Project Title: Predicting Customer Churn in a Telecom Company using Machine Learning
The aim of this project is to predict customer churn in a telecom company using machine learning techniques. Customer churn is the rate at which customers stop using a company's services, and predicting it can help the company identify customers who are at risk of leaving, and take proactive measures to retain them.
As a student, you can start by understanding the concept of customer churn and how it affects a telecom company's business. You can then collect and preprocess a dataset of customer information, such as demographic data, call and text usage, billing information, and other customer data.
After preprocessing the data, you can perform exploratory data analysis to identify patterns and trends that may indicate a likelihood of churn. You can then use various machine learning techniques, such as logistic regression, decision trees, random forests, and support vector machines (SVMs) to build predictive models.
You can evaluate the performance of the models using metrics such as accuracy, precision, recall, and F1 score. Once the models have been trained and evaluated, you can deploy them to predict customer churn in real-time.

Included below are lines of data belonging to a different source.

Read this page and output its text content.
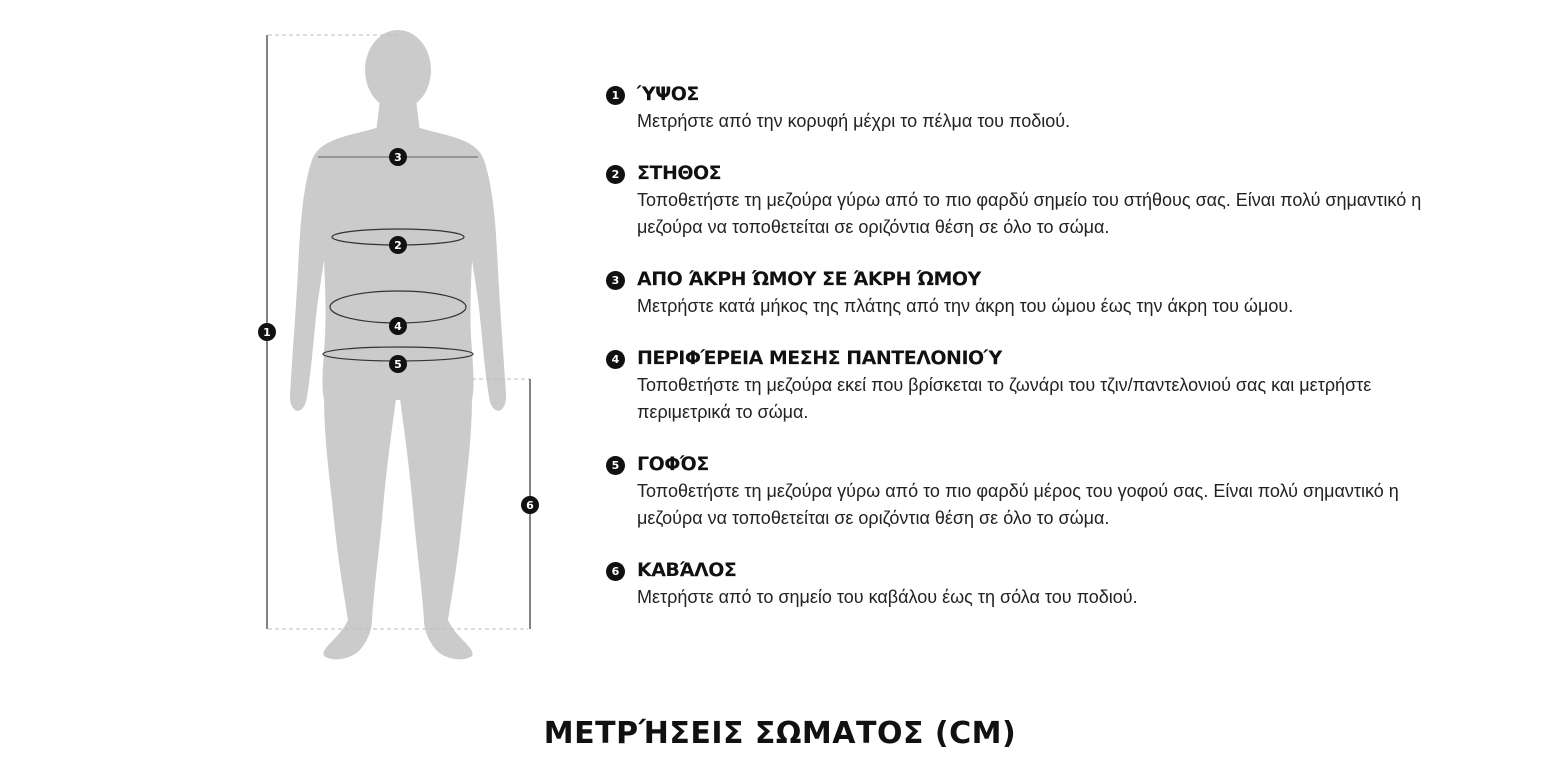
1
2
3
4
5
6
1 ΎΨΟΣ
Μετρήστε από την κορυφή μέχρι το πέλμα του ποδιού.
2 ΣΤΗΘΟΣ
Τοποθετήστε τη μεζούρα γύρω από το πιο φαρδύ σημείο του στήθους σας. Είναι πολύ σημαντικό η μεζούρα να τοποθετείται σε οριζόντια θέση σε όλο το σώμα.
3 ΑΠΟ ΆΚΡΗ ΏΜΟΥ ΣΕ ΆΚΡΗ ΏΜΟΥ
Μετρήστε κατά μήκος της πλάτης από την άκρη του ώμου έως την άκρη του ώμου.
4 ΠΕΡΙΦΈΡΕΙΑ ΜΕΣΗΣ ΠΑΝΤΕΛΟΝΙΟΎ
Τοποθετήστε τη μεζούρα εκεί που βρίσκεται το ζωνάρι του τζιν/παντελονιού σας και μετρήστε περιμετρικά το σώμα.
5 ΓΟΦΌΣ
Τοποθετήστε τη μεζούρα γύρω από το πιο φαρδύ μέρος του γοφού σας. Είναι πολύ σημαντικό η μεζούρα να τοποθετείται σε οριζόντια θέση σε όλο το σώμα.
6 ΚΑΒΆΛΟΣ
Μετρήστε από το σημείο του καβάλου έως τη σόλα του ποδιού.
ΜΕΤΡΉΣΕΙΣ ΣΩΜΑΤΟΣ (CM)
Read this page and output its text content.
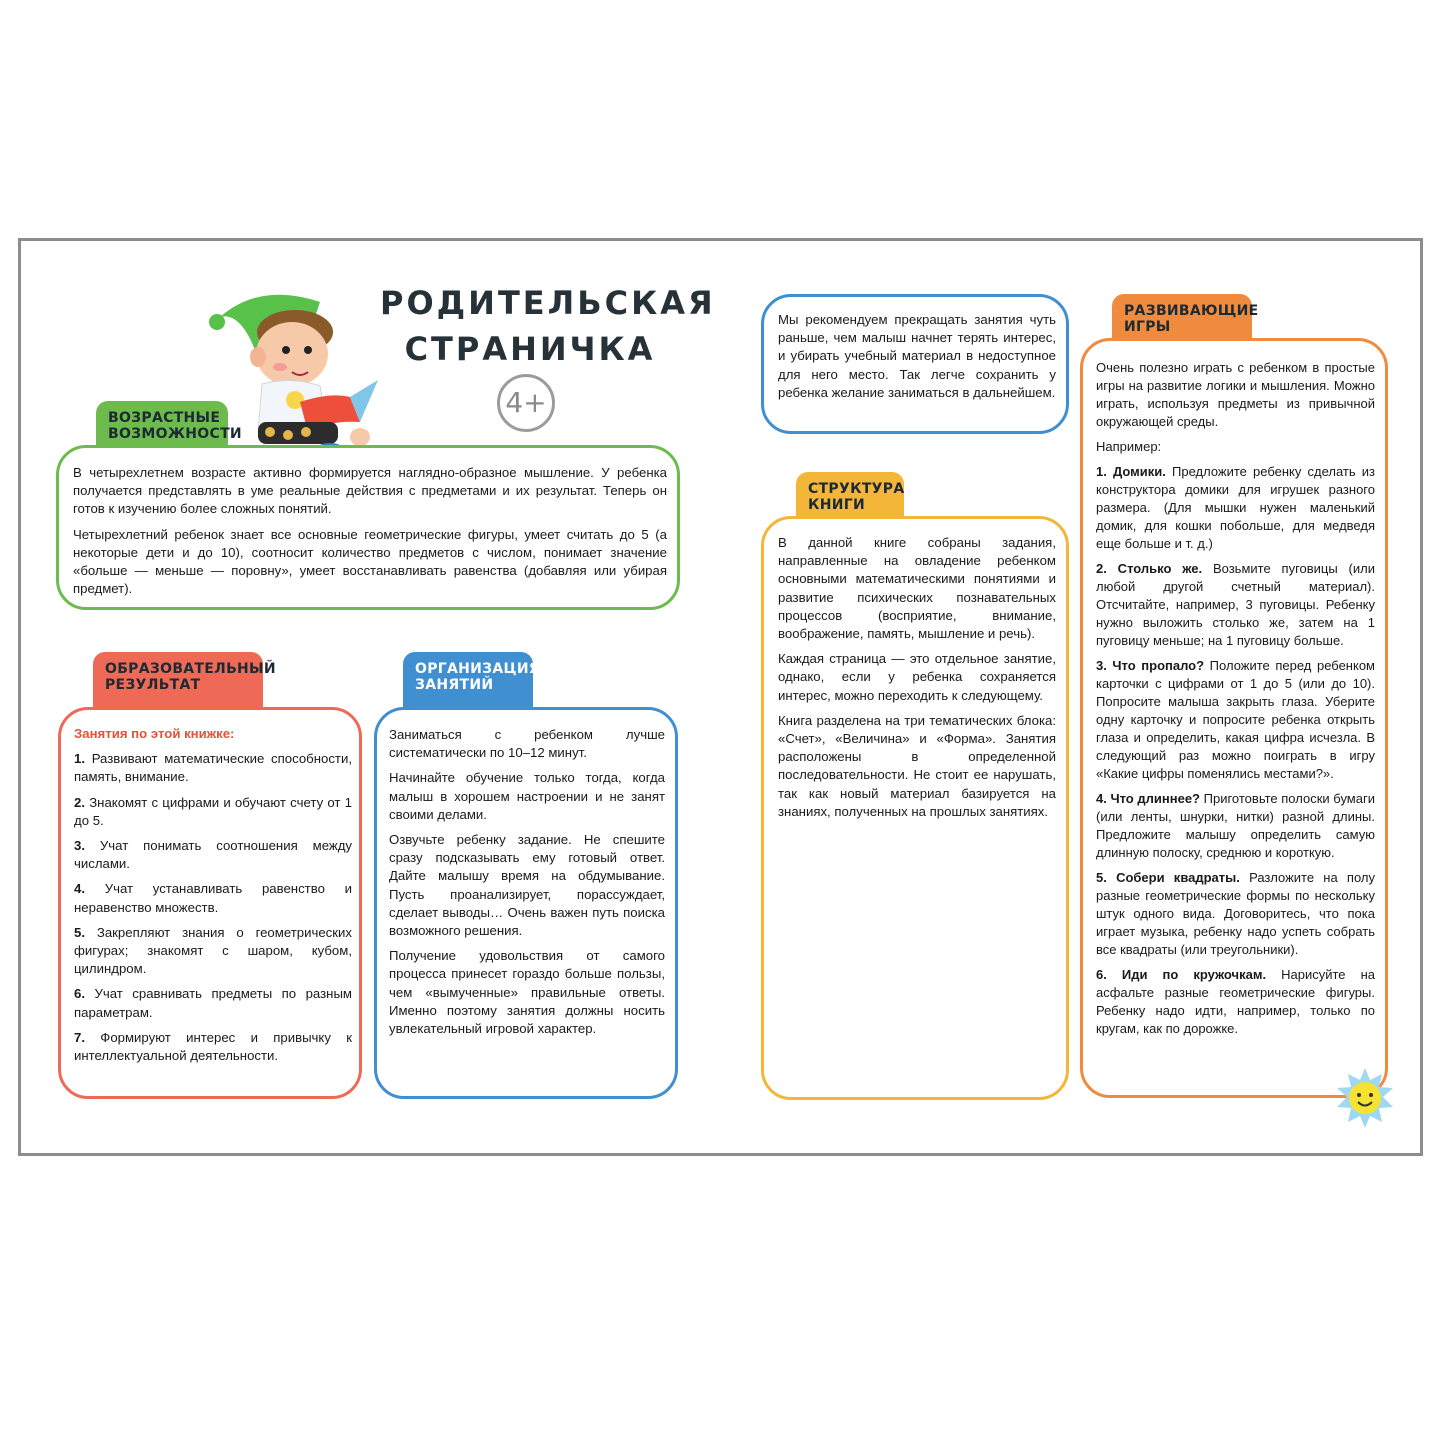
РОДИТЕЛЬСКАЯ
СТРАНИЧКА
4+
ВОЗРАСТНЫЕ ВОЗМОЖНОСТИ

В четырехлетнем возрасте активно формируется наглядно-образное мышление. У ребенка получается представлять в уме реальные действия с предметами и их результат. Теперь он готов к изучению более сложных понятий.

Четырехлетний ребенок знает все основные геометрические фигуры, умеет считать до 5 (а некоторые дети и до 10), соотносит количество предметов с числом, понимает значение «больше — меньше — поровну», умеет восстанавливать равенства (добавляя или убирая предмет).

ОБРАЗОВАТЕЛЬНЫЙ РЕЗУЛЬТАТ

Занятия по этой книжке:

1. Развивают математические способности, память, внимание.

2. Знакомят с цифрами и обучают счету от 1 до 5.

3. Учат понимать соотношения между числами.

4. Учат устанавливать равенство и неравенство множеств.

5. Закрепляют знания о геометрических фигурах; знакомят с шаром, кубом, цилиндром.

6. Учат сравнивать предметы по разным параметрам.

7. Формируют интерес и привычку к интеллектуальной деятельности.

ОРГАНИЗАЦИЯ ЗАНЯТИЙ

Заниматься с ребенком лучше систематически по 10–12 минут.

Начинайте обучение только тогда, когда малыш в хорошем настроении и не занят своими делами.

Озвучьте ребенку задание. Не спешите сразу подсказывать ему готовый ответ. Дайте малышу время на обдумывание. Пусть проанализирует, порассуждает, сделает выводы… Очень важен путь поиска возможного решения.

Получение удовольствия от самого процесса принесет гораздо больше пользы, чем «вымученные» правильные ответы. Именно поэтому занятия должны носить увлекательный игровой характер.

Мы рекомендуем прекращать занятия чуть раньше, чем малыш начнет терять интерес, и убирать учебный материал в недоступное для него место. Так легче сохранить у ребенка желание заниматься в дальнейшем.
СТРУКТУРА КНИГИ

В данной книге собраны задания, направленные на овладение ребенком основными математическими понятиями и развитие психических познавательных процессов (восприятие, внимание, воображение, память, мышление и речь).

Каждая страница — это отдельное занятие, однако, если у ребенка сохраняется интерес, можно переходить к следующему.

Книга разделена на три тематических блока: «Счет», «Величина» и «Форма». Занятия расположены в определенной последовательности. Не стоит ее нарушать, так как новый материал базируется на знаниях, полученных на прошлых занятиях.

РАЗВИВАЮЩИЕ ИГРЫ

Очень полезно играть с ребенком в простые игры на развитие логики и мышления. Можно играть, используя предметы из привычной окружающей среды.

Например:

1. Домики. Предложите ребенку сделать из конструктора домики для игрушек разного размера. (Для мышки нужен маленький домик, для кошки побольше, для медведя еще больше и т. д.)

2. Столько же. Возьмите пуговицы (или любой другой счетный материал). Отсчитайте, например, 3 пуговицы. Ребенку нужно выложить столько же, затем на 1 пуговицу меньше; на 1 пуговицу больше.

3. Что пропало? Положите перед ребенком карточки с цифрами от 1 до 5 (или до 10). Попросите малыша закрыть глаза. Уберите одну карточку и попросите ребенка открыть глаза и определить, какая цифра исчезла. В следующий раз можно поиграть в игру «Какие цифры поменялись местами?».

4. Что длиннее? Приготовьте полоски бумаги (или ленты, шнурки, нитки) разной длины. Предложите малышу определить самую длинную полоску, среднюю и короткую.

5. Собери квадраты. Разложите на полу разные геометрические формы по нескольку штук одного вида. Договоритесь, что пока играет музыка, ребенку надо успеть собрать все квадраты (или треугольники).

6. Иди по кружочкам. Нарисуйте на асфальте разные геометрические фигуры. Ребенку надо идти, например, только по кругам, как по дорожке.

The final deliverable can be a report detailing the methodology, findings, and recommendations for the telecom company.
- A detailed analysis of the customer data and the factors that contribute to customer churn in the telecom industry.

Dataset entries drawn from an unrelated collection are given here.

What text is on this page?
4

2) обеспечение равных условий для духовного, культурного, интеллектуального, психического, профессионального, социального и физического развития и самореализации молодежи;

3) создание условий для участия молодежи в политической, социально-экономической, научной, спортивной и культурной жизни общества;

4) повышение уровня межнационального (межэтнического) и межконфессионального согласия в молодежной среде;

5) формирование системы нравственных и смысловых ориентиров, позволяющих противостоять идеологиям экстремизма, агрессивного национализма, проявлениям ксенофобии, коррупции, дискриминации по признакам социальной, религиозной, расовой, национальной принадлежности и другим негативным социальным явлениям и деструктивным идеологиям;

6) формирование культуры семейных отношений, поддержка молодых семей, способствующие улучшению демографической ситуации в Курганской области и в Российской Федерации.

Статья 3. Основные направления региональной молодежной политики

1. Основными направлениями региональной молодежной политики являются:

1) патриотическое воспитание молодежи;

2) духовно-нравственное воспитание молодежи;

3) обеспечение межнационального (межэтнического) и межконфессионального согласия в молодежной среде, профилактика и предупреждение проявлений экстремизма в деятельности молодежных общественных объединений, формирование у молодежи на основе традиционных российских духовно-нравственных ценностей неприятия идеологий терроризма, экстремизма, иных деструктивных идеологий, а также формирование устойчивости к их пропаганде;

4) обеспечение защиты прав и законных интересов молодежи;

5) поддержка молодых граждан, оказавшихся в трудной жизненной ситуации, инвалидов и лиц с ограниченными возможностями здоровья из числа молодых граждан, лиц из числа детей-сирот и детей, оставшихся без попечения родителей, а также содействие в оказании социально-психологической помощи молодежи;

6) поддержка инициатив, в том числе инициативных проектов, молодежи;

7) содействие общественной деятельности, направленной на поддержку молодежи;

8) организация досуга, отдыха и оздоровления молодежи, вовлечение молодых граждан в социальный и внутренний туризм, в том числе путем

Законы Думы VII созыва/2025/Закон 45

- A set of machine learning models that can predict customer churn with high accuracy.
- A user-friendly web interface that allows the telecom company to input customer data and get predictions in real-time.

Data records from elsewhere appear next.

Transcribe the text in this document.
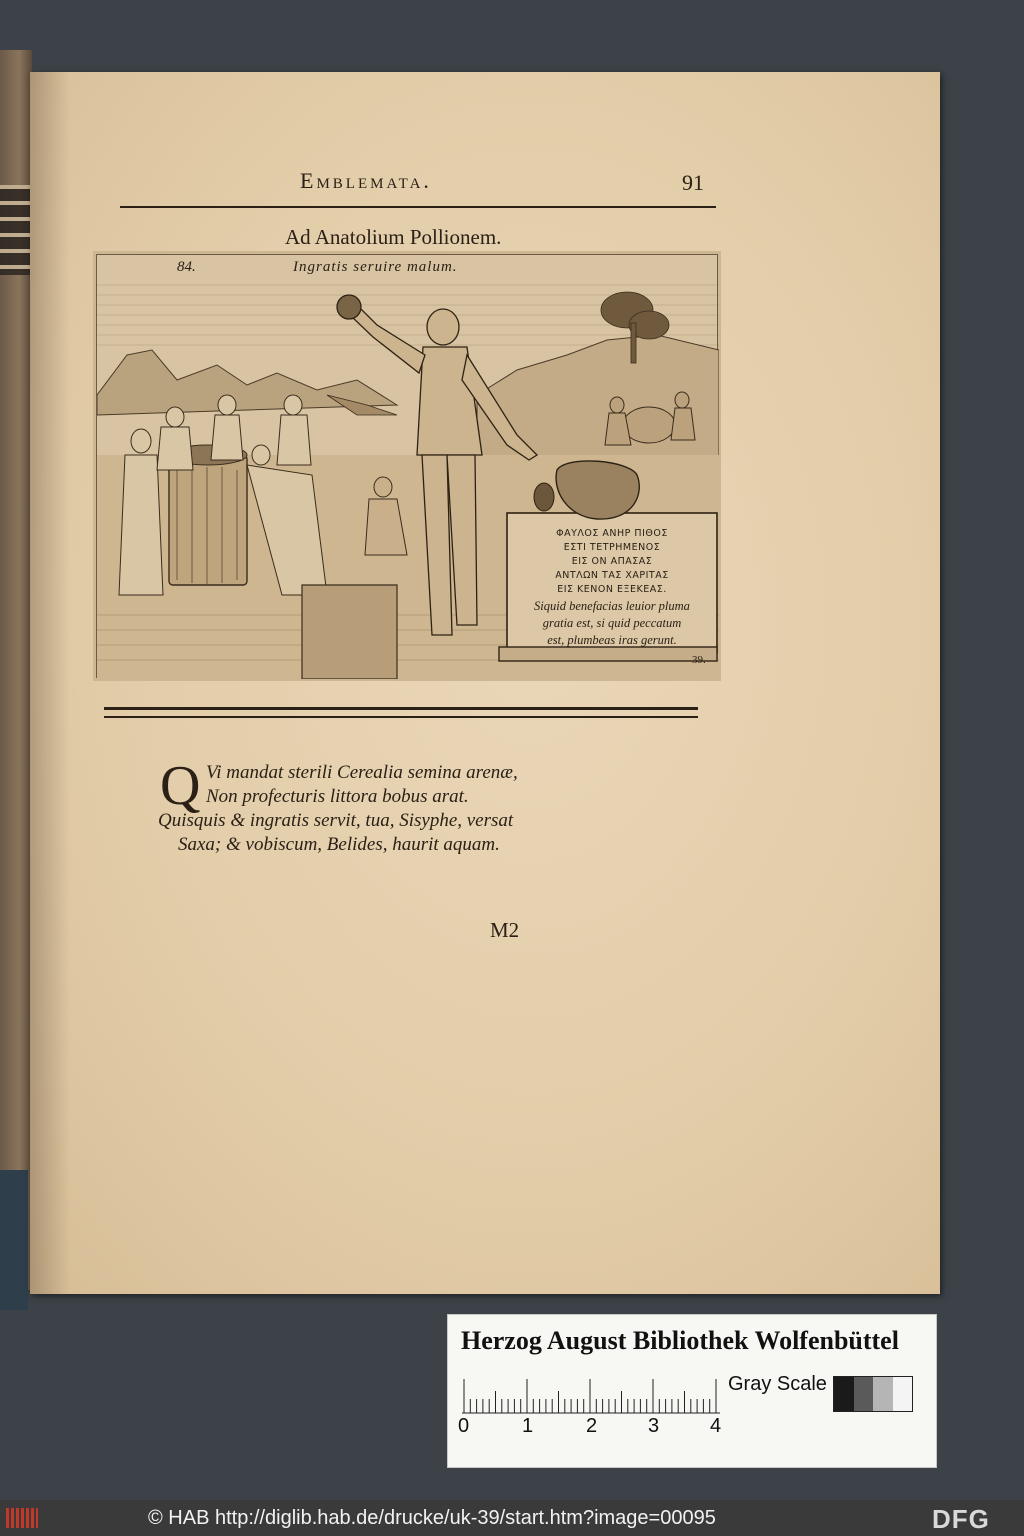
Emblemata.	91
Ad Anatolium Pollionem.
84.	Ingratis seruire malum.
39.
ΦΑΥΛΟΣ ΑΝΗΡ ΠΙΘΟΣ
ΕΣΤΙ ΤΕΤΡΗΜΕΝΟΣ
ΕΙΣ ΟΝ ΑΠΑΣΑΣ
ΑΝΤΛΩΝ ΤΑΣ ΧΑΡΙΤΑΣ
ΕΙΣ ΚΕΝΟΝ ΕΞΕΚΕΑΣ.
Siquid benefacias leuior pluma
gratia est, si quid peccatum
est, plumbeas iras gerunt.
Q Vi mandat sterili Cerealia semina arenæ,
Non profecturis littora bobus arat.
Quisquis & ingratis servit, tua, Sisyphe, versat
Saxa; & vobiscum, Belides, haurit aquam.
M2
Herzog August Bibliothek Wolfenbüttel
0	1	2	3	4
Gray Scale
© HAB http://diglib.hab.de/drucke/uk-39/start.htm?image=00095	DFG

- A comprehensive report that details the methodology, findings, and recommendations for the telecom company.
Tools and Technologies:
As a student project, the timeline can be flexible and depend on your availability. However, you can follow this timeline: Week 1: Understanding the concept of customer churn and the telecom industry Week 2-3: Data Collection and Preprocessing Week 4-5: Exploratory Data Analysis and Feature Engineering Week 6-7: Model Development and Evaluation Week 8: Report Writing and Presentation.